Sexual fluidity is addressed in “X/ Y,” a glossy drama about a quartet of New Yorkers in a variety of tenuous relationships. This urban romance unfolds almost as if it were a series of short films with interconnected characters. Silvia (America Ferrera) and Mark (writer/ director Ryan Piers Williams) separate in the opening scene, prompting him to move in with his buddy Jake (Jon Paul Phillips). In the course of sorting out what they want and whom they want to love, the two men share a night of passion that may lead to more for one of them. Meanwhile, Silvia and her friend Jen (Melonie Diaz) make a series of bad decisions, but ones that help them become more self-aware.
“X/Y” operates in a movie universe where characters live better than they might in real life, but the emotions on display are authentic and the performances by the entire ensemble cast are ingratiating.
Susan Sontag as seen in Nancy Kates’ documentary about her life and work. | TRIBECA FILM FESTIVAL
This year’s festival featured an impressive number of non-fiction films. “Regarding Susan Sontag” was an appropriately respectful and reflective documentary about the late writer, essayist, and filmmaker, an elegant tribute that resisted the impulse to become hagiography. Featuring seamlessly woven together interview clips, photographs, and animation, as well as snippets of Sontag’s writing — read by actress Patricia Clarkson — this lovingly made film captures the truth if not the precise essence of its prickly subject.
Director/ co-writer Nancy Kates chronicles Sontag from her early years of marriage and motherhood, which were upended by the independence she found living in France. The film focuses on some of her most influential writings — from her pointed observations on camp, photography, and feminism to her groundbreaking ideas about illness, AIDS, and 9/ 11. “Regarding Susan Sontag” also describes the writer’s relationships with famous women, including Nicole Stéphane, Lucinda Childs, and Annie Leibovitz.

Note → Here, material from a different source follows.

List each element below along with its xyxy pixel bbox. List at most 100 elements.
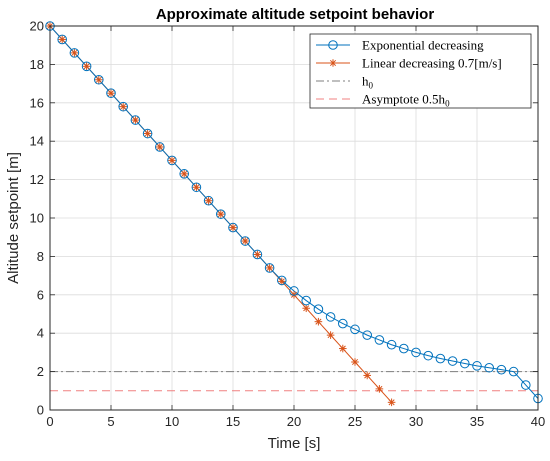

This is not a sentimental portrait but a vibrant examination of a woman whose life helped define late 20th century American intellectual culture. There are interesting remarks from friends and former lovers — especially Harriet Sohmers Zwerling — but the most poignant comments come from her younger sister, who had a heart to heart with Sontag as the writer was near the end of her life.
Tribeca also offered an excellent shorts program this year, with two queer entries among the standouts. One priceless short was Brian Bolster’s documentary “One Year Lease.” Shot in a New York apartment, the film depicts a series of answering machine messages left by a gay couple’s distinctively voiced landlady. The film will resonate with any New Yorker who has had trouble with busybodies, as well as with leaks and other tenant maladies.
Coy Middlebrook’s sensitive road movie “For Spacious Sky” chronicles the bond among three very different brothers, one of whom (played by out actor Jonah Blechman) is gay. The story, set on the eve of Obama’s election, explores themes of tolerance and acceptance.
There were at least another dozen films with queer characters or content at this year’s festival, including “Starred Up,” a gritty prison drama about a father and son in the same jail, and “The Bachelor Weekend,” about a stag party that has the groom’s gay brother and his partner romping around naked in the woods.
Gay filmmaker Tsai Ming-liang’s extraordinary “Journey to the West” was a hypnotic, hour-long experimental film that documents a monk (Lee Kang-sheng) walking s-l-o-w-l-y through Marseilles. Full of breathtaking visuals and emotional power, this was arguably the best film at the Tribeca Film Festival this year.